From selling quarter pounders to diamonds: Jo Feeney on her move to Michael Hill

After over seven years at the Golden Arches, last year Jo Feeney joined Michael Hill Jewellers to transform its marketing proposition. Feeney speaks to Mumbrella's Calum Jaspan about the shift between the two brands, and why focusing on the product and story during uncertain times has become the focus for the Antipodean brand.

When sandwiched between two years of sporadic lockdowns and a new cost of living crisis, buying diamonds might not be every Australian’s first thought. But chief marketing officer of Michael Hill, Jo Feeney says that in uncertain times, meaningful connections – and special items to mark them – are more important than ever before.

Feeney joined Michael Hill Jewellers, the dual Australian and New Zealand listed company last March from McDonald’s, and tells Mumbrella the complete shift in product has been “really fun and exciting”, and taking the brand on a journey around transformation and growth “isn’t something you get to do with every brand you’ve worked on”.

“I still love a quarter pounder,” jokes Feeney. “But my husband was definitely a bit nervous when he was like ‘hmm, diamonds or burgers?’ that worries me for my bank balance.”

Joining Michael Hill, Feeney says there was a lot of desire within the brand to shift where it was perceived and seen within the market, moving away from a focus on product and price, towards a bigger picture, and the story behind the product and brand as well.

“What does the brand look like to people moving forward? And what do we want them to think about us? There were so many things that we weren’t telling people.”

“We weren’t telling them about the fact that we have a manufacturing department here and we make so much of our beautiful product out of Australia. There’s real history and a craft to the business, and there are people who’ve worked here for 20, 30 plus years.”

Storytelling became front and centre for Feeney and Michael Hill, as she set about “bringing things to life” in a way people hadn’t seen before through the brand.

“At the end of the day, it’s really about understanding what your brand does for people and what people are looking for. Michael Hill is all about marking those really special moments in people’s lives, and I think that’s what’s beautiful and powerful about the product that we sell.”

She highlights that Michael Hill’s range of products is not only diverse in range, but in price as well.

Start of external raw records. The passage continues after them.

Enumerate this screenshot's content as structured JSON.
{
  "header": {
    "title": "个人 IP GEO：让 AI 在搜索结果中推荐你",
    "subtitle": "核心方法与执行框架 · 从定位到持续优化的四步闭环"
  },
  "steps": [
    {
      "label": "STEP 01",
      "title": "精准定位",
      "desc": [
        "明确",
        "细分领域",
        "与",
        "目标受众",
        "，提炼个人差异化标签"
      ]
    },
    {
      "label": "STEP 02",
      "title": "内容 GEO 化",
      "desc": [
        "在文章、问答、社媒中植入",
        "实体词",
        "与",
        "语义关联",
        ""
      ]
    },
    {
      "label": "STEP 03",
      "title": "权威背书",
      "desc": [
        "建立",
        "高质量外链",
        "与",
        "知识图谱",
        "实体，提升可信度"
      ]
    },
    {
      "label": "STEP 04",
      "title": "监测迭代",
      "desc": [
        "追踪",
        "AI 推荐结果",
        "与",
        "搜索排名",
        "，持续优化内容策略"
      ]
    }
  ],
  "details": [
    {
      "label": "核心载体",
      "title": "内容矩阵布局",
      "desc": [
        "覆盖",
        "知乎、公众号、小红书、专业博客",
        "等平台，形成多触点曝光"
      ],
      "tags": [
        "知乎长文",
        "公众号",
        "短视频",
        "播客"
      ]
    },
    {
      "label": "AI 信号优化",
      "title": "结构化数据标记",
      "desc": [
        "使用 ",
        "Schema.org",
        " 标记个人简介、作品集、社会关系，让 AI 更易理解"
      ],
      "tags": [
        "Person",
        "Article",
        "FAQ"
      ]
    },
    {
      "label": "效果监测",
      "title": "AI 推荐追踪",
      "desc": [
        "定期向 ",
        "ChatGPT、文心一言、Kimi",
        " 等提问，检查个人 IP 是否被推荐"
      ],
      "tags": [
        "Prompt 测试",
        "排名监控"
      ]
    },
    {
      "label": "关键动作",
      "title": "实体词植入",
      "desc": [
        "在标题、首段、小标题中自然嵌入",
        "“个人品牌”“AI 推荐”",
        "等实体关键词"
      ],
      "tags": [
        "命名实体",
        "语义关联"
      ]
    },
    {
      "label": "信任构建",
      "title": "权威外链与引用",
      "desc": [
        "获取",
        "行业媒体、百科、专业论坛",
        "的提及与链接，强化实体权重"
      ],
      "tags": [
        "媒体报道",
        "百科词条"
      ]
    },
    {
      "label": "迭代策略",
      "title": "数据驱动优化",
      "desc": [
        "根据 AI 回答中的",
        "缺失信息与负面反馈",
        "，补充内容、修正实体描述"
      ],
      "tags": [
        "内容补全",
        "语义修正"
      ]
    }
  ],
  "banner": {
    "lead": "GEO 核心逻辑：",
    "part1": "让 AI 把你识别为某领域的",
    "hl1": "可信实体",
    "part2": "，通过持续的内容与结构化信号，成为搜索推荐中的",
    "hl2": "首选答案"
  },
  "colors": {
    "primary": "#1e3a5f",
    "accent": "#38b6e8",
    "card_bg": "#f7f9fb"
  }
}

“We still want our product to be accessible to people, but certainly aspirational as well.”

At a time when Australians are watching their wallets more than ever, Feeney says buyer consideration is becoming more central to prospective purchasers, who are looking for an item that will last.

“It’s funny thinking we’ve already been in a couple of years of uncertain times, but we’re also going into different uncertain times with the way that inflation is moving. I think people are looking for products that aren’t as disposable, if I’m going to buy something, I want to invest in something that I know can last.”

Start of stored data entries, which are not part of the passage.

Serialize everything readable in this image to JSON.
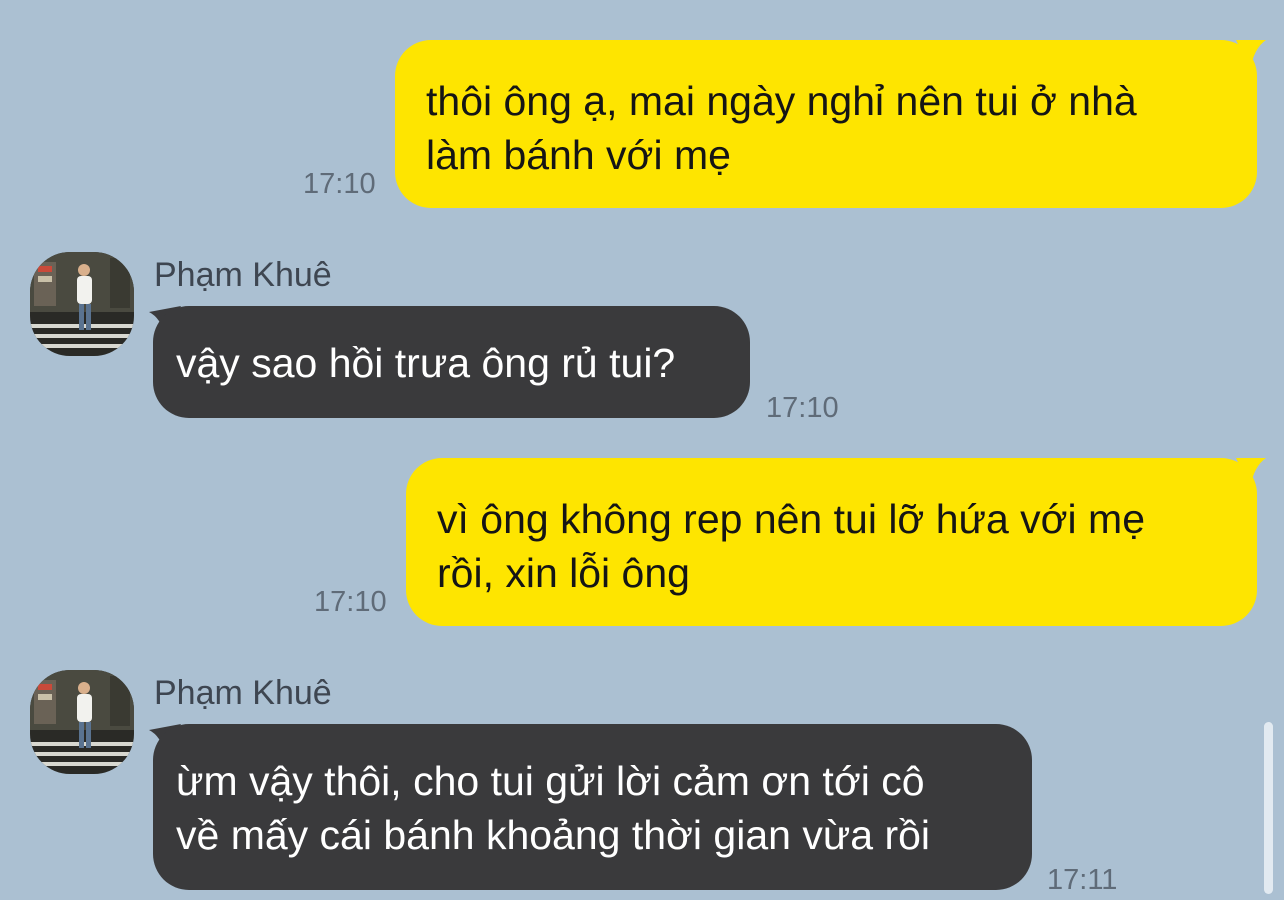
{
  "messages": [
    {
      "direction": "outgoing",
      "lines": [
        "thôi ông ạ, mai ngày nghỉ nên tui ở nhà",
        "làm bánh với mẹ"
      ],
      "time": "17:10"
    },
    {
      "direction": "incoming",
      "sender": "Phạm Khuê",
      "lines": [
        "vậy sao hồi trưa ông rủ tui?"
      ],
      "time": "17:10"
    },
    {
      "direction": "outgoing",
      "lines": [
        "vì ông không rep nên tui lỡ hứa với mẹ",
        "rồi, xin lỗi ông"
      ],
      "time": "17:10"
    },
    {
      "direction": "incoming",
      "sender": "Phạm Khuê",
      "lines": [
        "ừm vậy thôi, cho tui gửi lời cảm ơn tới cô",
        "về mấy cái bánh khoảng thời gian vừa rồi"
      ],
      "time": "17:11"
    }
  ],
  "colors": {
    "background": "#abc0d2",
    "outgoing_bubble": "#fee500",
    "incoming_bubble": "#3a3a3c",
    "timestamp": "#5f6b78"
  },
  "icons": {
    "avatar": "profile-photo-person-standing-street"
  }
}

This was particularly brought into focus with the brand’s recent Mother’s Day campaign via CHEP Network.

Feeney says the brand went to market with a special Mother’s Day line with the product centered around the strength and resilience of motherhood.

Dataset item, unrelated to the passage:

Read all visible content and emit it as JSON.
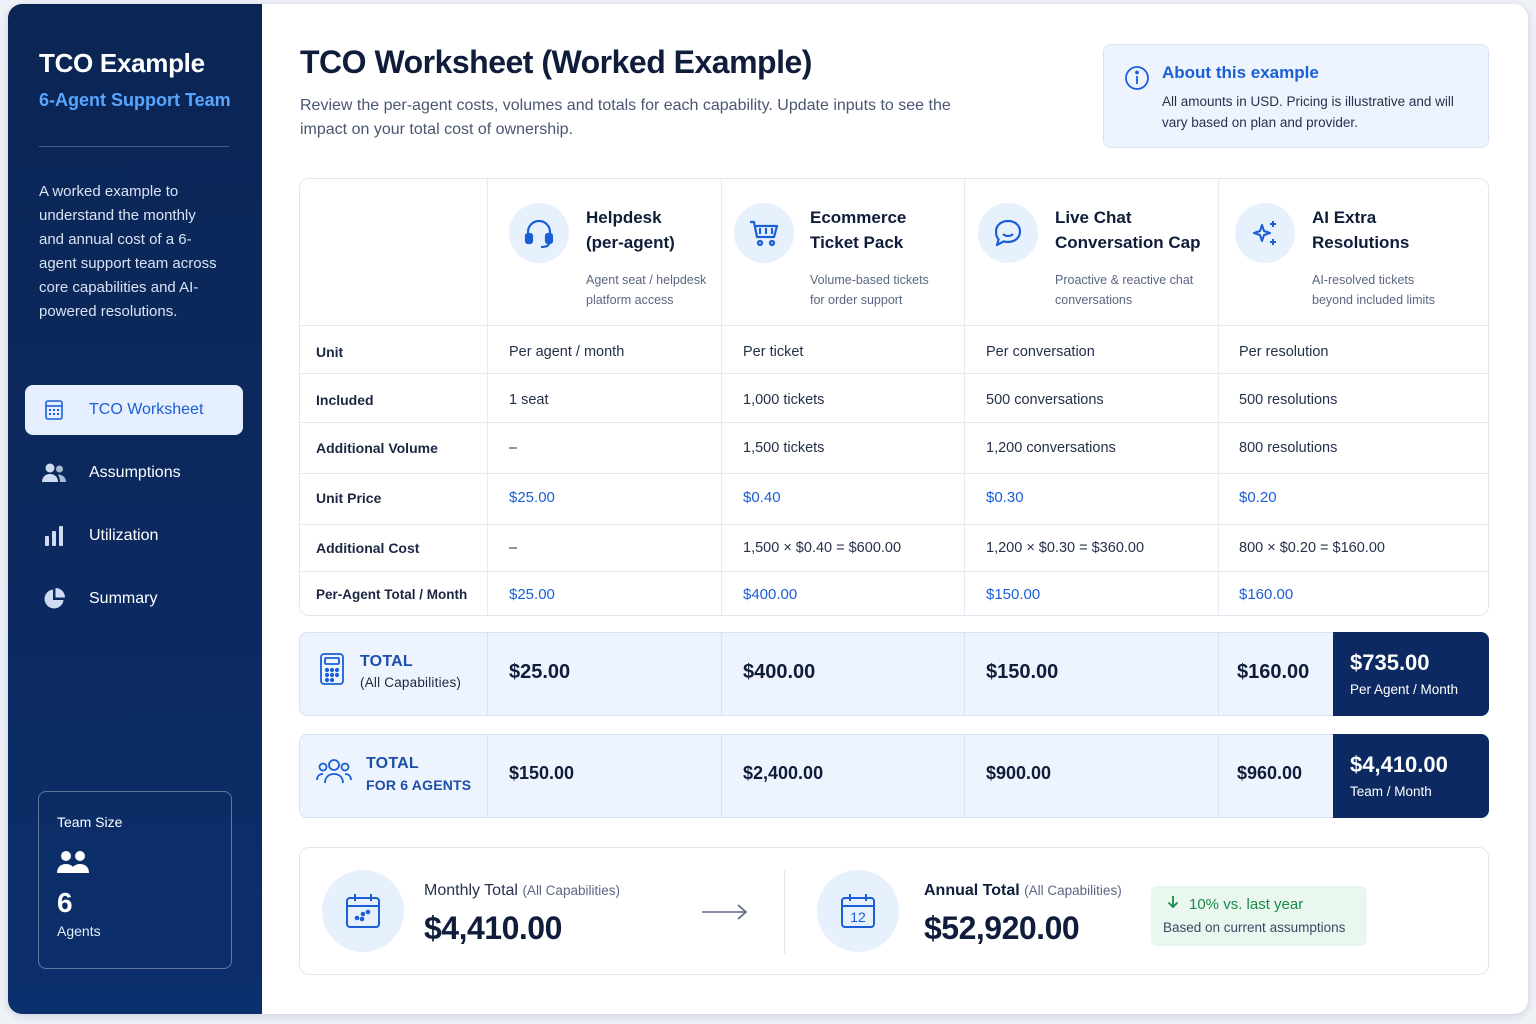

“I do think as we head into these more uncertain times, jewellery is such a product that means things to people, and over the last couple of years we’ve really gone as humans back into that space of meaningful connections as being more important than ever when you haven’t been able to see people, and jewellery is really personal.”

More generally, Feeney says jewellery still holds an important place for people to mark these moments, and that won’t change.

“People are still getting married, the world is still buying engagement rings, you just change what you spend. Again, it is a piece that will last, you really think about your engagement ring because it’s not something you’re going to change. It’s those forever pieces.”

Headquartered in Brisbane, Feeney talks glowingly of her aforementioned agency partners, CHEP Network in its Queensland office.

“I actually think what’s interesting is this belief that you can’t get great work out of somewhere like Brisbane, and I believe truly great work and great things come from great people, not places.”

“I have a wonderful partnership with the team at CHEP, certainly up here in Brisbane. We really reshaped the agency relationship when I started. I wanted to have a team locally that I could spend time with, and having that facetime connection with people that you work with is so important to me.”

Feeney says working with good humans is foundational to any relationship she has had with an agency and is insistent on keeping it that way: “I don’t like to think of it as an agency-client relationship”.

“I’ve always said I don’t like the C-word – that being client, just to be clear – but that’s because I don’t want to be called the client, I don’t like that, they’re our partner, they’re an extension of our team.”

Feeney finishes by saying when you have the opportunity to build that kind of human-based relationship, that is when you get to produce amazing work.”